Há histórias assim. Histórias em que os piratas capricham tanto na dissimulação dos tesouros que não conseguem encontrá-los quando escapam de qualquer prisão. prisão.

 

Já houve tempos assim. Tempos em que as figuras públicas eram tanto mais admiradas quanto mais labiríntico o seu discurso. Em poucas décadas, directos saltámos,de diversos modos cada vez menos sustentáveis, do 8 ao 80. Quase todos, tão orfãos de atenção, tentamos simplificar imagens, palavras e ideias, sem reparar no iminente abismo, ao virar da próxima esquina, da banalização de quase tudo, sobretudo do que vale a pena.

 

Particularizo. Particularizo porque sim, quando me apetece, e porque também cheguei, por momentos, a ser gémeo de quem, falecido à nascença mas ainda meu fantasma, se enquadrava no conceito. Foi-se na pressa de ir, demasiado cedo. A dona do útero comum, cuja renda nunca vou conseguir pagar, chegou a dizer-me que caso ele tivesse sobrevivido talvez eu não tivesse nascido.

 

Subtil.
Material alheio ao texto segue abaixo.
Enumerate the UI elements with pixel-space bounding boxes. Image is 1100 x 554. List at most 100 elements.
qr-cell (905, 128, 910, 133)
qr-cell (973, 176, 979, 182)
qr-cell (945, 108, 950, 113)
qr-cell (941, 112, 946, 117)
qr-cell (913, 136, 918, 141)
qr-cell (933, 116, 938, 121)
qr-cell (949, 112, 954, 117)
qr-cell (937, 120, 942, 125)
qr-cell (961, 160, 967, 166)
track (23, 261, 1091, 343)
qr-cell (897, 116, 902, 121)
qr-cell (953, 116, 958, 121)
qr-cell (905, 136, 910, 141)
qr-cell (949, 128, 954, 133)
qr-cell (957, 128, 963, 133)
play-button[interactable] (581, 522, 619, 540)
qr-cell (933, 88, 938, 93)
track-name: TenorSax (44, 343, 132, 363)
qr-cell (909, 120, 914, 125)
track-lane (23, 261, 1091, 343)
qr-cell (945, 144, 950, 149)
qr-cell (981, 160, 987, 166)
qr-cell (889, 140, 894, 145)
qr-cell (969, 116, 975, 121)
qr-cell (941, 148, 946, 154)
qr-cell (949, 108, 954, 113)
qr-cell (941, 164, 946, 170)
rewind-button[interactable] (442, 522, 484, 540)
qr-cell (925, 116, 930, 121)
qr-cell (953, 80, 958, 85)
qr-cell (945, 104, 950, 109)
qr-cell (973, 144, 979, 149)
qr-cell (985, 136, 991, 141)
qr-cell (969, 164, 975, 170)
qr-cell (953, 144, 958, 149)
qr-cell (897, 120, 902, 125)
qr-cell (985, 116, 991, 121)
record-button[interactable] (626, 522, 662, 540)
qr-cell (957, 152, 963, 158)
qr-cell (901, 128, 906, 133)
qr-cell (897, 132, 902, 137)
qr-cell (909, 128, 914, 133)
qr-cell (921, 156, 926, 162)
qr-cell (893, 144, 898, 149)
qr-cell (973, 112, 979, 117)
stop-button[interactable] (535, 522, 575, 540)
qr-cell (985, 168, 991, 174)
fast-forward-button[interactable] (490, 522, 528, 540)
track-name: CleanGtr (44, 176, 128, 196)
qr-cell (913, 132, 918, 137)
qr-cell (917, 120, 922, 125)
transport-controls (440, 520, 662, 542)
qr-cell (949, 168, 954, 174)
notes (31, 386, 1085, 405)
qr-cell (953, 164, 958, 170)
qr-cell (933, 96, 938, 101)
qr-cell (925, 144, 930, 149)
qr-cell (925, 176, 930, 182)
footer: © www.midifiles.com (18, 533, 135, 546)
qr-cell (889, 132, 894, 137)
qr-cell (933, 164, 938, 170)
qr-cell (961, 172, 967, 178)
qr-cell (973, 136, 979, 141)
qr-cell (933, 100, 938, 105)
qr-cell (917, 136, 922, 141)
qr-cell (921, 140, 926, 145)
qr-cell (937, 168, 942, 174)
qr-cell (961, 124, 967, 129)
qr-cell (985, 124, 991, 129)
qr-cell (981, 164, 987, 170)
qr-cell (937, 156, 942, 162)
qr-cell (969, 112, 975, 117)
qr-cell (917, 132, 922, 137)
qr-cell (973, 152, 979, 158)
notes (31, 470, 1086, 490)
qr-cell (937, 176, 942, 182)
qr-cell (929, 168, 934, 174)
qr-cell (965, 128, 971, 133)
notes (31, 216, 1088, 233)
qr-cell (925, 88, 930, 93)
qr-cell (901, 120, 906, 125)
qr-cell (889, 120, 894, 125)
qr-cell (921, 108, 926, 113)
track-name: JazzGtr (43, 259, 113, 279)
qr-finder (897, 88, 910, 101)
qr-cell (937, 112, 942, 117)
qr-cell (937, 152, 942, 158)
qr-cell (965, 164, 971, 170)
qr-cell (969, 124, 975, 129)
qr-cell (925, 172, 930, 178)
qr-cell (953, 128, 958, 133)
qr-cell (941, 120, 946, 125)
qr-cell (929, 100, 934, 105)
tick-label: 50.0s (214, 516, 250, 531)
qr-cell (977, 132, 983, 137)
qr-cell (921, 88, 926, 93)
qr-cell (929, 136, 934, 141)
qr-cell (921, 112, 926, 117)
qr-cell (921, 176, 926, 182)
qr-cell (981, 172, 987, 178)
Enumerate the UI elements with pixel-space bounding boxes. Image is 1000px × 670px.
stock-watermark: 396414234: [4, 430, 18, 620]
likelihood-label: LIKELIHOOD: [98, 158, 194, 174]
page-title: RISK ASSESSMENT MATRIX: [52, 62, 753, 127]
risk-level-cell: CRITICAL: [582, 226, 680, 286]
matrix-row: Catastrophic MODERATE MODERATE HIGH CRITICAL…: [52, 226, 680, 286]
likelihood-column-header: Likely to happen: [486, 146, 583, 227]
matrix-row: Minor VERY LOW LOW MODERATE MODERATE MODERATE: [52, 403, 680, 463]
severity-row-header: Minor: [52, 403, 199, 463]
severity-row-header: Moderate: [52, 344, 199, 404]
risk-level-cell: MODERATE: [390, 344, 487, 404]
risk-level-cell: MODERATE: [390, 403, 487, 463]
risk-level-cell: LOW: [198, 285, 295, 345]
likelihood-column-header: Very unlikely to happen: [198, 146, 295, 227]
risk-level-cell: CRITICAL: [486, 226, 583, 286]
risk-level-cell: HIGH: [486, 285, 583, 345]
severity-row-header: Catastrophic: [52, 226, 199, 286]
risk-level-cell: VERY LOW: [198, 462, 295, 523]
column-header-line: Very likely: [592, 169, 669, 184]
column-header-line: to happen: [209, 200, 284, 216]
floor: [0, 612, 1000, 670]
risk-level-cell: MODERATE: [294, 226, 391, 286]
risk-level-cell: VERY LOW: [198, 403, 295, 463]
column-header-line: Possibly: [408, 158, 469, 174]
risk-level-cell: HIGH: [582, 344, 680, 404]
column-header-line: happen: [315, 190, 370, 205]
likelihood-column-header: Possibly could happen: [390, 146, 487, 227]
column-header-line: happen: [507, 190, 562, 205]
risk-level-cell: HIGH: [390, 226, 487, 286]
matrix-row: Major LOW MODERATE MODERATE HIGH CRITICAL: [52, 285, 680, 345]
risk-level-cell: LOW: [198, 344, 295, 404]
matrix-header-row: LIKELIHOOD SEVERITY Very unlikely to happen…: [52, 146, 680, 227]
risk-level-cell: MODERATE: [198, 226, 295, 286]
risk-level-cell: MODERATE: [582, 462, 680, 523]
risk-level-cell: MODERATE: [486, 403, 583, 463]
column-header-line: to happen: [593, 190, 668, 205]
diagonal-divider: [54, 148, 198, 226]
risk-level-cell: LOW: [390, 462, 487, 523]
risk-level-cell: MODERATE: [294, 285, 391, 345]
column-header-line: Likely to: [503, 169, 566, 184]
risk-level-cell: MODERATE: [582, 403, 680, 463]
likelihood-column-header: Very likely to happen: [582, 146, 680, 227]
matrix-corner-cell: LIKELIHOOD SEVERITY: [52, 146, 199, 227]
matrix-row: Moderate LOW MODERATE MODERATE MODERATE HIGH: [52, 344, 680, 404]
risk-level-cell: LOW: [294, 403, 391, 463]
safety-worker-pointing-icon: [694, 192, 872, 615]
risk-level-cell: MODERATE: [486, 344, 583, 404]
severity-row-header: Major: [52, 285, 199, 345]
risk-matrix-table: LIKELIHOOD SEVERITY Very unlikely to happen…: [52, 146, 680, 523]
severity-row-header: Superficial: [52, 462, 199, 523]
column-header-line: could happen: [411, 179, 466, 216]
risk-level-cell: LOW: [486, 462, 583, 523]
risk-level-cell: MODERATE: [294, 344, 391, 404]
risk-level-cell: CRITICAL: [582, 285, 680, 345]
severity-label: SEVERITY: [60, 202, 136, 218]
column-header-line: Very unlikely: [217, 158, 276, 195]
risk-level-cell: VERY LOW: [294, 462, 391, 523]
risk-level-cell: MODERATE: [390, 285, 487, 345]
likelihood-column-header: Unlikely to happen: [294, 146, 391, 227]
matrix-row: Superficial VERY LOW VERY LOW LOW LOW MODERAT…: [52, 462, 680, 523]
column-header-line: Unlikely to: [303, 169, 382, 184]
E como ele era subtil… tão subtil, mas tão subtil mesmo, que os que chegavam a lê-lo ficavam a pensar: «não faço ideia do que quer dizer, mas lá que escreve bem, ó se escreve!». Não obstante, chegou a confidenciar a um taxista que, uns meses depois de ter escrito fosse o que fosse, já não se lembrava do que tinha escondido nas entrelinhas.

 

Atalho. Tinha por foice comunicar ideias – um ofício então digno, sem breu de dúvida. Quando meteu as mãos à obra, acreditava que valeria a pena, todas as penas. Ao fim de algum tempo, convencido que era isso que esperavam dele, deixou-se enredar em jogos de espelhos e acabou perdendo a face entre estojos de sombras e blush carmim. A bem dizer, trocou a cara pelo caminho.

 

Encerro. Nunca mais o vi nem busquei. Receio que se tenha esvaído de vez pelos interstícios de uma alegoria mais obscura do que esta.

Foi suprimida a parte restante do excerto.